At dusk, while the rest of our group sat around and talked, I tagged along with my father and his brother-in-law as they strolled down a path for their final smoke of the evening. My father was a heavy cigarette smoker then, his pack of Camels always stored in his front shirt pocket.

As darkness fell, we settled down for the night. No tents, air mattresses, or sleeping bags had been brought for our comfort. Our tent was the starry sky and canopy of tree limbs above us; our beds, the patchwork quilts we spread on the forest floor. The mountain air, cool and pungent with the scent of firs and pines, was our coverlet.

Sometime in the night, I was startled from sleep by my mother who was awake and standing beside me. 

“What’s goin’ on?” I asked and stood, unsteady on my bare feet and rubbing my eyes, still half-shut from drowsiness.

“Ssh!” she responded and grasped my shoulder to quieten me and keep me still.

I noticed that others in our group, dazed and groggy, were awake, too. Everyone seemed to be looking at my father, who remained asleep on his quilt.

In the moonlight, we watched as a large black bear slowly circled my father.

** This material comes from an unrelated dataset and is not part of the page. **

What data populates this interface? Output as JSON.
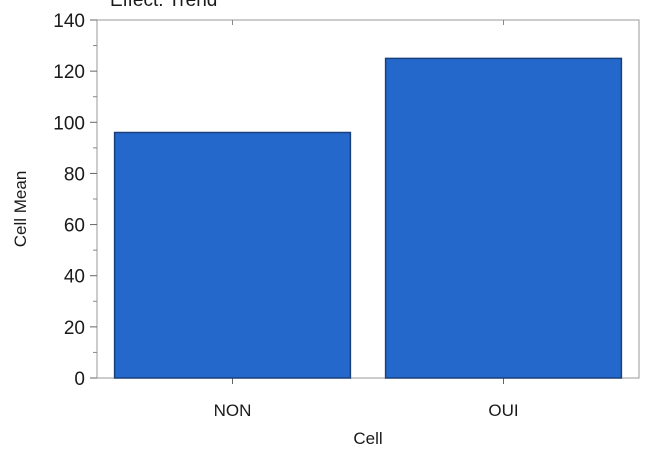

The adults kept their children at a safe distance, and we were all hushed with fear, the only sounds being the bear’s paws crunching the undergrowth and my father’s vigorous snoring. As long as I knew him, my father was a deep sleeper and heavy snorer, and this night was no exception.

While we stood watching—no one shooing the bear, perhaps thinking that our noise would only anger it—the bear stepped onto my father’s quilt and sniffed it. Soon, though, it lost interest and ambled off into the darkness, leaving my father unscathed and oblivious to its presence.

The next morning, before we headed back home, we told my father about his night visitor. 

“It ‘bout stepped on you,” I said. “It was big.”

“Like Papa Bear?” he asked and smiled. He knew that “Goldilocks and the Three Bears” was my favorite bedtime story—one he had told me many times.

“Yeah,” I confirmed.

My father had been a Merchant Marine during World War II, who ferried supplies in a Liberty ship, the SS Booker T. Washington, to England, France, and Belgium. During these voyages across the Atlantic, his ship entered the war zone and risked U-boat attacks. And now here in the Smokies he had faced another kind of danger. Yet he didn’t seem fazed when we recounted the bear incident. In fact, I’m not sure he even believed us.

But what we told him was true, and I have the memory to prove it.

After that brief but memorable camping experience, my family traveled many weekends to the Smoky Mountains to enjoy the unique culture of the Cherokee Indian Reservation and the colorful shops of Gatlinburg, Tennessee.

During these weekend getaways, however, we spent our nights in a motel.